Tuesday, August 28, 2012

It's Nothing

A friend of mine who lives close by has been having a very tough time for quite a while. Also, because of various health problems it can be hard for her to get around. Like me, she has no family here in the Boston area, but unlike, me, both of her parents passed away. As of late, she hasn't been feeling well, so I make it a point to check in on her to see how she's doing.

Yesterday was a pretty bad day for her, so I offered to pick up something for her to eat after I was done with work. Initially, she said yes, but then she started to feel worse, and said that I could come by another time. I knew that she needed to eat, so I told her I'd be in the neighborhood, so I could just stop by and drop off the food. She agreed, and so that's what I did.

I planned to just hand off the stuff and leave, but she said she was feeling a bit better and invited me in. While we were chatting I assured her that it wasn't a big deal for me to stop by. I only live a subway stop away. She said she doesn't know enough people with that attitude, but to me, that's just common courtesy. Like I told her, I grew up in the country, where I had to drive to see my friends. Taking the subway one stop is nothing. Also, even if I had to drive to see her, if she needed me, I'd go.

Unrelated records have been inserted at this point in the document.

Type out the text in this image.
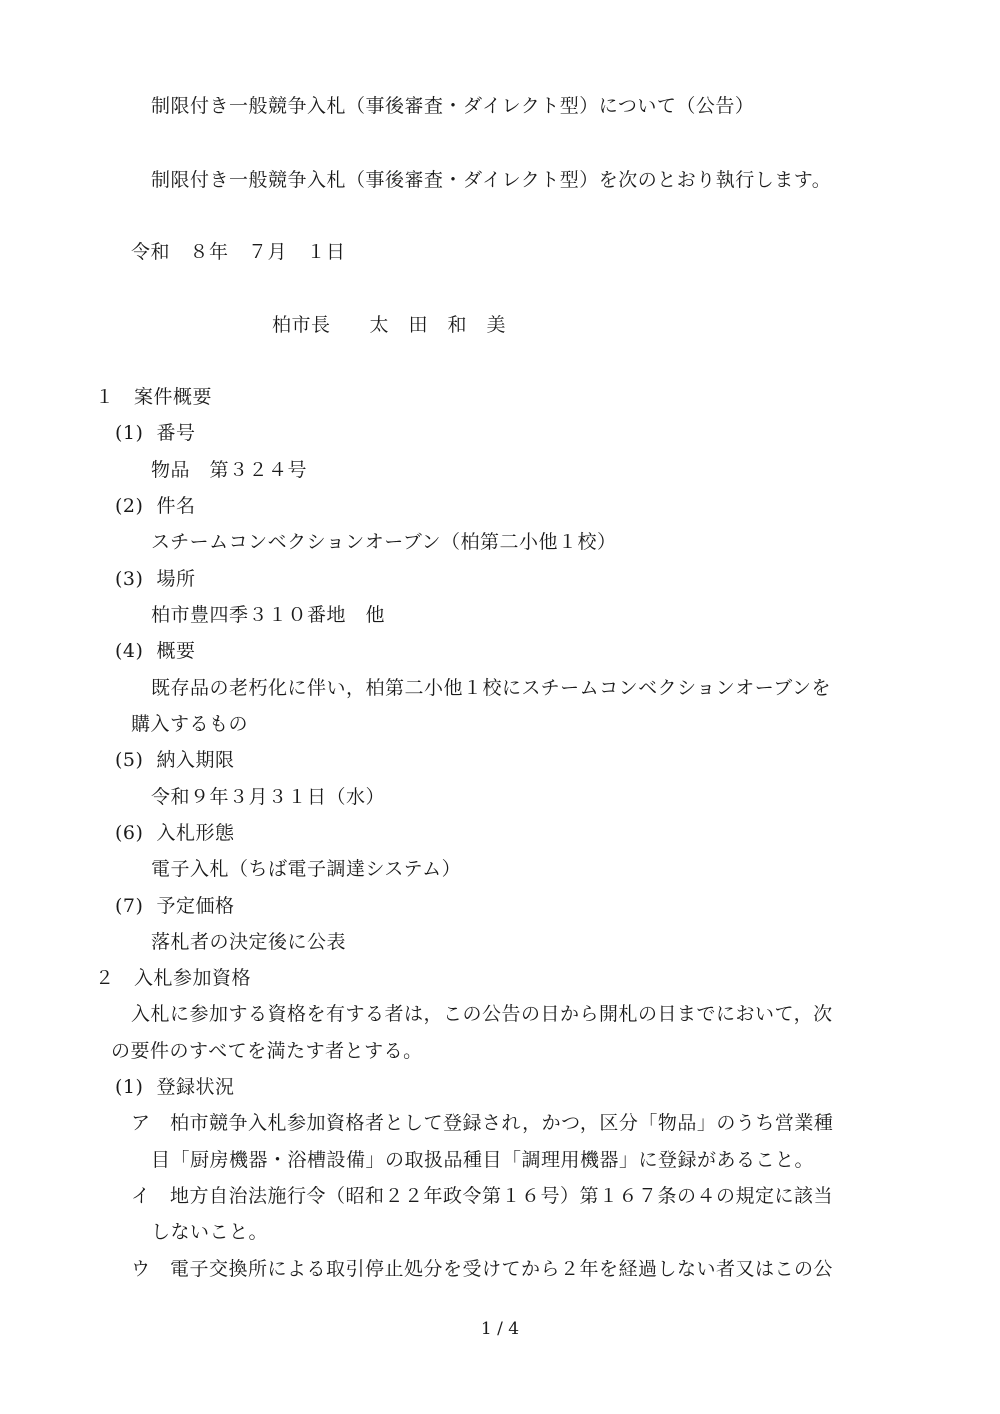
制限付き一般競争入札（事後審査・ダイレクト型）について（公告）
制限付き一般競争入札（事後審査・ダイレクト型）を次のとおり執行します。
令和　８年　７月　１日
柏市長　　太　田　和　美
１　案件概要
(1)  番号
物品　第３２４号
(2)  件名
スチームコンベクションオーブン（柏第二小他１校）
(3)  場所
柏市豊四季３１０番地　他
(4)  概要
既存品の老朽化に伴い，柏第二小他１校にスチームコンベクションオーブンを
購入するもの
(5)  納入期限
令和９年３月３１日（水）
(6)  入札形態
電子入札（ちば電子調達システム）
(7)  予定価格
落札者の決定後に公表
２　入札参加資格
入札に参加する資格を有する者は，この公告の日から開札の日までにおいて，次
の要件のすべてを満たす者とする。
(1)  登録状況
ア　柏市競争入札参加資格者として登録され，かつ，区分「物品」のうち営業種
目「厨房機器・浴槽設備」の取扱品種目「調理用機器」に登録があること。
イ　地方自治法施行令（昭和２２年政令第１６号）第１６７条の４の規定に該当
しないこと。
ウ　電子交換所による取引停止処分を受けてから２年を経過しない者又はこの公
1 / 4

It's pretty sad that a simple act of kindness has become such a rarity in today's society. To me it makes perfect sense to visit a friend who's unwell, and to bring them whatever they might need. I know that in many regards I'm an anomaly, but this is ridiculous!

Monday, August 13, 2012

Do You Love Yourself?

Lately I've been encountering people who, for some reason or other, have low self-esteem. Many of them are absolutely wonderful, but they can only see their flaws. Newsflash: We all have flaws. None of us is perfect. Plus perfection is actually rather boring. Looking at myself objectively, I think my belly is too flabby and that my thighs are too fat, but those are just two minor parts of a whole person. When you look at those things in conjunction with the rest of me, I'm not half bad ;-).

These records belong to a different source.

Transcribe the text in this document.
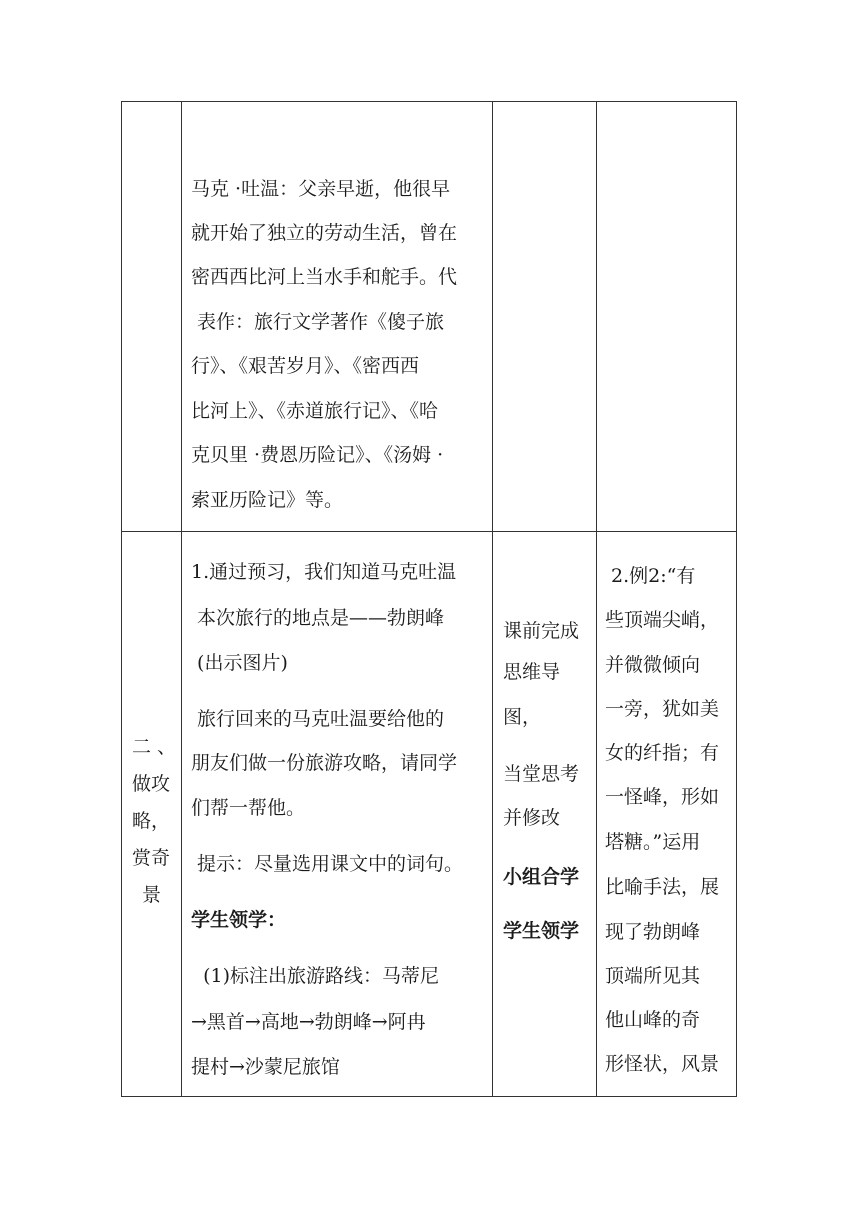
马克 ·吐温：父亲早逝，他很早
就开始了独立的劳动生活，曾在
密西西比河上当水手和舵手。代
表作：旅行文学著作《傻子旅
行》、《艰苦岁月》、《密西西
比河上》、《赤道旅行记》、《哈
克贝里 ·费恩历险记》、《汤姆 ·
索亚历险记》等。
二 、
做攻
略，
赏奇
景
1.通过预习，我们知道马克吐温
本次旅行的地点是——勃朗峰
(出示图片)
旅行回来的马克吐温要给他的
朋友们做一份旅游攻略，请同学
们帮一帮他。
提示：尽量选用课文中的词句。
学生领学：
(1)标注出旅游路线：马蒂尼
→黑首→高地→勃朗峰→阿冉
提村→沙蒙尼旅馆
课前完成
思维导
图，
当堂思考
并修改
小组合学
学生领学
2.例2:“有
些顶端尖峭，
并微微倾向
一旁，犹如美
女的纤指；有
一怪峰，形如
塔糖。”运用
比喻手法，展
现了勃朗峰
顶端所见其
他山峰的奇
形怪状，风景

A friend of mine has someone in her life that she cares about, but he treats her badly. He's selfish and rude. She did him a huge favor, and when I say huge, I mean life-altering. In return he can't even be bothered to treat her with decency. Her life would be exponentially better if she cut ties with him, but she won't. I asked her if she loved him more than she loves herself. Without hesitation she said "Yes". She believes that his life is worth so much more than hers. When are people going to understand that every human life is valuable? I have a major problem with these assholes that go around killing innocent people because they're pissed off about something or depressed. If you're messed up, don't be trying to take other people with you. Although I feel every human life is important, if someone wants to die, that's on them, not me. It's not necessary or fair to take innocent people's lives.

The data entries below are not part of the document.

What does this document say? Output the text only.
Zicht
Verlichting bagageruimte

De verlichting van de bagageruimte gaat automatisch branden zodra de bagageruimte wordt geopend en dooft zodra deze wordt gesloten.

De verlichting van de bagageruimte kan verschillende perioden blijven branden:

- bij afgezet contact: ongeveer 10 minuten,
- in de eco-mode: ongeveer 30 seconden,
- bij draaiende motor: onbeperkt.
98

Although it took me a while to come around to this way of thinking, I do love myself. My love for myself has less to do with how I look and more to do with how I feel. Right now I have a really good life, a part of which I spend letting other people know just how special I think they are. The things I say to them aren't empty flattery because I feel there's no point in lying to people in that way. If I see something about you that I like or that I think is noteworthy, I'm going to tell you. Most of the time I get the response "You're so nice". Yes, I'm a nice person, but I'm not saying it to be nice. I am being completely and totally honest. If there's good in you (which there is in most of us) I will be able to see it. Some of you try to hide it underneath a gruff exterior, but I can see right through it :-).

For those of you that are having a hard time loving yourself, remember this. It's a cliche, but cliches exist because they're based in truth. Until you love yourself, it's not possible for you to truly love someone else. It's not possible to let another person see who you truly are unless you love yourself. My ex-boyfriend said that I never let him in. There's truth to that statement. Because I wasn't comfortable with myself, I wasn't comfortable letting him see all of me. That's just one of a myriad of reasons why things didn't work out between us.